Lab tests generally don’t come to mind when people think of medical malpractice lawsuits. Unfortunately, many people believe that since lab tests are scientific, objective, and accurate, they are infallible. This is not necessarily the case.
There have been studies done that show that about three to five percent of lab test results are incorrect. The use of these incorrect results can lead to unnecessary treatments and surgery or delays in treatments that are necessary and life-saving.
Tests results can be affected by testing errors that include:
- Samples and patient information becoming mixed-up
- A technician may make an error in reading and interpreting the test results
- Samples may be contaminated
- The samples may be insufficient (not in enough quantities to detect cancer cells)
- Chemical interactions
Inaccurate results can cause serious damage to patients. Patients may lose employment opportunities due to a false positive during a drug screening. False positives in a cancer screening can result in disfiguring and unnecessary surgeries and false negatives can lead to a delay in treatment. These incorrect results can hurt people physically, emotionally, and financially.
When there has been a case of medical malpractice and the doctor ordered a lab test, you attorney should hire the help of an expert to review the test results. The expert may discover that this is where the negligence occurred.

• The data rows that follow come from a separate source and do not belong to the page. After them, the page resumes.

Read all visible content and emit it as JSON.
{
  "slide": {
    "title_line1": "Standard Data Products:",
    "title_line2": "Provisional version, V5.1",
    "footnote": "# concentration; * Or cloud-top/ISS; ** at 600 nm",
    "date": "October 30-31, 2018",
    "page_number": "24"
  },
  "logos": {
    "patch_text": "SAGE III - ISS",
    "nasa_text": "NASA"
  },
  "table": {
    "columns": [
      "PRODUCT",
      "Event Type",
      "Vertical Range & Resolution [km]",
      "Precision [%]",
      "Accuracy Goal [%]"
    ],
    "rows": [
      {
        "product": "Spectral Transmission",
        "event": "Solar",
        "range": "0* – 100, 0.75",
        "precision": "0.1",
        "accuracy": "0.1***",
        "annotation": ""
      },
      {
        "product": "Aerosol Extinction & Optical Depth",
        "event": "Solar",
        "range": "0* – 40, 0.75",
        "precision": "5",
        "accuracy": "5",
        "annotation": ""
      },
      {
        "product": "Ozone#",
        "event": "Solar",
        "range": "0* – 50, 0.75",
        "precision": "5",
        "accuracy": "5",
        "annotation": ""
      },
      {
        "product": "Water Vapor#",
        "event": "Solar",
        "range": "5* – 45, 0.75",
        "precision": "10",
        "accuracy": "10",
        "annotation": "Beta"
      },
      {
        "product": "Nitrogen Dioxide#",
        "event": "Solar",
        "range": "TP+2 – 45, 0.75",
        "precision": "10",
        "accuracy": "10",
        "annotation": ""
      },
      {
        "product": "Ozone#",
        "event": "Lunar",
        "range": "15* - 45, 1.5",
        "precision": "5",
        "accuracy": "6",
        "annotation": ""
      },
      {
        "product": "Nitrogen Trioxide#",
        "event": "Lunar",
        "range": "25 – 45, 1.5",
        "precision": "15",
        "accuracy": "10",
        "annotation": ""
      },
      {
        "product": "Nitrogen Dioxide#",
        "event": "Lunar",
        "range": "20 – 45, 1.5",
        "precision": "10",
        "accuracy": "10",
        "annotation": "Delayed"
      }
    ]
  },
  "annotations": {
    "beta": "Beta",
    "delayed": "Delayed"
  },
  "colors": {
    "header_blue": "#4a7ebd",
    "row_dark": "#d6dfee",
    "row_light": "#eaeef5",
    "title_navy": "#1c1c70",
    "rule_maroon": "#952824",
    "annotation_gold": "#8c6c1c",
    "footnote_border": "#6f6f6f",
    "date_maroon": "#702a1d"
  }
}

A lab technician may have improperly conducted the tests, resulting in the medical condition being missed. Additionally, the tests may have been conducted properly, but the results interpreted incorrectly. The doctor or lab technician may have just looked at the wrong thing, missing what they needed to see entirely.
Since faulty lab tests can be a significant cost when it comes to medical malpractice payouts, some hospitals have begun considering employing techniques designed to reduce errors by automating the collection and testing process. They hope to eliminate human error as much as possible and institute quality control procedures, such as error checking and verification procedures.